Quelle: Patricia Kutsch

Kehna. „Da kann ich nur sagen: Hut ab!“ Mit ihren 81 Jahren ist Änni Mann die älteste Bewohnerin von Kehna – und für den Festausschuss sowie die Dorfgemeinschaft, die für die Jubiläumsfeier am Wochenende alles in liebevoller Arbeit vorbereitet hatten, war sie voller Anerkennung. „Die haben ordentlich was auf die Beine gestellt.“

Beim Jubiläumsfest „875 Jahre Kehna“ bewiesen die alteingesessene Dorfgemeinschaft und die sozialtherapeutische Lebens- und Arbeitsgemeinschaft „Gemeinschaft in Kehna“, wie viel Potenzial im Zusammenwirken von Altem und Neuem steckt.

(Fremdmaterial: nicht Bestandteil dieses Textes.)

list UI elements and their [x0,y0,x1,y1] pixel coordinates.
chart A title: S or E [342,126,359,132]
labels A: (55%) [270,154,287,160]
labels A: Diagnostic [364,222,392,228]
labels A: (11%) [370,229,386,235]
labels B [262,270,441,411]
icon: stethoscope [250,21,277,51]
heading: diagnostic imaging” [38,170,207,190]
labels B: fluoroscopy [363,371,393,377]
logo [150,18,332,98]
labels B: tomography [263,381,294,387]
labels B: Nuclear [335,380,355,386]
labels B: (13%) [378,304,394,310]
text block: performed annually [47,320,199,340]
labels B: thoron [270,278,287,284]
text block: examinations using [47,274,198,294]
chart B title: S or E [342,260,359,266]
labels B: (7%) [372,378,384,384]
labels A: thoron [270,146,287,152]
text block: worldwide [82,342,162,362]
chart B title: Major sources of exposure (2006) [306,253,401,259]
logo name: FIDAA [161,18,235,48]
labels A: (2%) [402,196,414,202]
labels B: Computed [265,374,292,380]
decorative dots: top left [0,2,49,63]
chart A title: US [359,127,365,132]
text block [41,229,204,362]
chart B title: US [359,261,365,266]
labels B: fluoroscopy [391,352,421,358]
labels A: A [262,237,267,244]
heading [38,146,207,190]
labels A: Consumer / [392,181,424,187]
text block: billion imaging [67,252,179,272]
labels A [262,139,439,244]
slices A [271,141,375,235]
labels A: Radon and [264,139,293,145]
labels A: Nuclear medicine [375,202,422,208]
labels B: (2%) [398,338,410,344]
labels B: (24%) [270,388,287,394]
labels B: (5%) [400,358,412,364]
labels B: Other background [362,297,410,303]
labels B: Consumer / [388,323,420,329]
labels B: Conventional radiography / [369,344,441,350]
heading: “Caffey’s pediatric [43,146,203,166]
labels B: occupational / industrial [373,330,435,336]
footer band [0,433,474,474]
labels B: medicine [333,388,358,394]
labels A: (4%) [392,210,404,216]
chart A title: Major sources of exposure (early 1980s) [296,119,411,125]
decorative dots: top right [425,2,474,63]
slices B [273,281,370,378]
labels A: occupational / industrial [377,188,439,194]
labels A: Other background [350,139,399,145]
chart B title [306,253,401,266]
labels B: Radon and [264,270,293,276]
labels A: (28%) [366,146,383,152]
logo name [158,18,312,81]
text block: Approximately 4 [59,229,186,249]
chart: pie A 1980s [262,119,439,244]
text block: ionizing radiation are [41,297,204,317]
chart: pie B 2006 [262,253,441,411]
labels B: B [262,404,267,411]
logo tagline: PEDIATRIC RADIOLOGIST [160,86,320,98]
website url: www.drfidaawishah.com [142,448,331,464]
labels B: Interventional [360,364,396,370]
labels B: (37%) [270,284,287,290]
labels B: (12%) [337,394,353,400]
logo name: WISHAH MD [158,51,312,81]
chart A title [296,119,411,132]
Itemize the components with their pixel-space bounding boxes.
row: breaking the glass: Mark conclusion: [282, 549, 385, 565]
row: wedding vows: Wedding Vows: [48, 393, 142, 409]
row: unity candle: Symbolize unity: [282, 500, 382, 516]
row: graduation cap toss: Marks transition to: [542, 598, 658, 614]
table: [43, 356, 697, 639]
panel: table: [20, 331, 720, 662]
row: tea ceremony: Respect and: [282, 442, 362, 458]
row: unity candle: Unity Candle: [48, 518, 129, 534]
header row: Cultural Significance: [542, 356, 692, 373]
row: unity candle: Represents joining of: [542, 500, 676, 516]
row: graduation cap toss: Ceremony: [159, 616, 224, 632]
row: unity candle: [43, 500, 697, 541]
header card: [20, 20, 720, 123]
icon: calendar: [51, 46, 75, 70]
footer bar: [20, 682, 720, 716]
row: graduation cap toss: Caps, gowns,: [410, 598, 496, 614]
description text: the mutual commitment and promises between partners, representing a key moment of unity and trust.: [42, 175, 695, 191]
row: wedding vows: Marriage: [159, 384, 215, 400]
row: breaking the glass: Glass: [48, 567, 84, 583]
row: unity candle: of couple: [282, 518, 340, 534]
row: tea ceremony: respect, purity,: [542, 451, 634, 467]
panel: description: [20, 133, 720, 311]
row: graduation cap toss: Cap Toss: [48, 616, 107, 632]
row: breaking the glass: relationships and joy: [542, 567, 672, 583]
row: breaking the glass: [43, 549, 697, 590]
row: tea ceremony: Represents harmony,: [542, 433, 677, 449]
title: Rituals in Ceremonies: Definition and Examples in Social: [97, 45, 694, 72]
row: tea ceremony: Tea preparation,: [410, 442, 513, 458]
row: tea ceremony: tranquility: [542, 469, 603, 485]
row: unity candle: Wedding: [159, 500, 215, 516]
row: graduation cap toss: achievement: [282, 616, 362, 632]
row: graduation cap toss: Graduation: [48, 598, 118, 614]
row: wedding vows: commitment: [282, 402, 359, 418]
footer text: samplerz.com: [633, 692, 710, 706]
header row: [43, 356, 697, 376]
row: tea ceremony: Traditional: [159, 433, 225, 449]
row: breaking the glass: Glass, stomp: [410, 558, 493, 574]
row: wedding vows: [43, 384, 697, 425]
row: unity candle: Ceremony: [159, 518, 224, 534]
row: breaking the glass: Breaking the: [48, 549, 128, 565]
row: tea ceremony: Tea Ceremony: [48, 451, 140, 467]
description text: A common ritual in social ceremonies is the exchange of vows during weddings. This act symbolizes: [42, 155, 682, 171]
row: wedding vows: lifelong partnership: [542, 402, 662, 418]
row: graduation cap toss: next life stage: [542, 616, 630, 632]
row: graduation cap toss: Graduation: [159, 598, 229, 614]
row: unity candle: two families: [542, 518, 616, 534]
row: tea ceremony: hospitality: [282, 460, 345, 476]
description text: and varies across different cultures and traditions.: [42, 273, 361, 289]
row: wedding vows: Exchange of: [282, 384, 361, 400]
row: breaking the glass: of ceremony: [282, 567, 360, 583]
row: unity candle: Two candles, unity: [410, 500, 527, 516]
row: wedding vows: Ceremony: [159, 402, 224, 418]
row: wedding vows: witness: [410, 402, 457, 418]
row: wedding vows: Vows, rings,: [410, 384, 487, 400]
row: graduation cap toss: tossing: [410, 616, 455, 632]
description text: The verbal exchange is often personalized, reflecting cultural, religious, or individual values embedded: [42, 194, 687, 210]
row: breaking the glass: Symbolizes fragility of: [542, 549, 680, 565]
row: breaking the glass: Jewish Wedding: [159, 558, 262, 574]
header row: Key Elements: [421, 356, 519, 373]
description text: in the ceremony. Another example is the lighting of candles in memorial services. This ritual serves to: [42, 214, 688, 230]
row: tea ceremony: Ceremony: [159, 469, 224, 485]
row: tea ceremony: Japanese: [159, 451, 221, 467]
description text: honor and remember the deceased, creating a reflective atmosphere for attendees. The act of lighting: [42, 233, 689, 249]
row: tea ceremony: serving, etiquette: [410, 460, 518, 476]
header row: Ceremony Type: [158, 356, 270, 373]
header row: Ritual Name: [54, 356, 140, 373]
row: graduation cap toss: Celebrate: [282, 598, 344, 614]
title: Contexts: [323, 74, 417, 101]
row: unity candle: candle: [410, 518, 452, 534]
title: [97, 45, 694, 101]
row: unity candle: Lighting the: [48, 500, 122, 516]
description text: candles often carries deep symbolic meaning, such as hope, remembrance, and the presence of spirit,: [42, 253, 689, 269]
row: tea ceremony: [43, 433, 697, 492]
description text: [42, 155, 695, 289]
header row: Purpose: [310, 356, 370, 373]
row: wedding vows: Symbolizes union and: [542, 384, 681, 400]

So präsentierte sich das gut 80 Einwohner zählende Dorf mit belebten Straßen und Programm auf vielen Höfen – bereichert von Chören und Musikern aus dem Umland und mit regem Publikumsandrang schon in den Vormittagsstunden.

Kehna, wie es einmal war und wie es heute ist: Ländliches Leben und eine inklusive Dorfgemeinschaft reichten sich beim Jubiläumsfest am Wochenende die Hand – und vermochten hunderte Besucher zu begeistern.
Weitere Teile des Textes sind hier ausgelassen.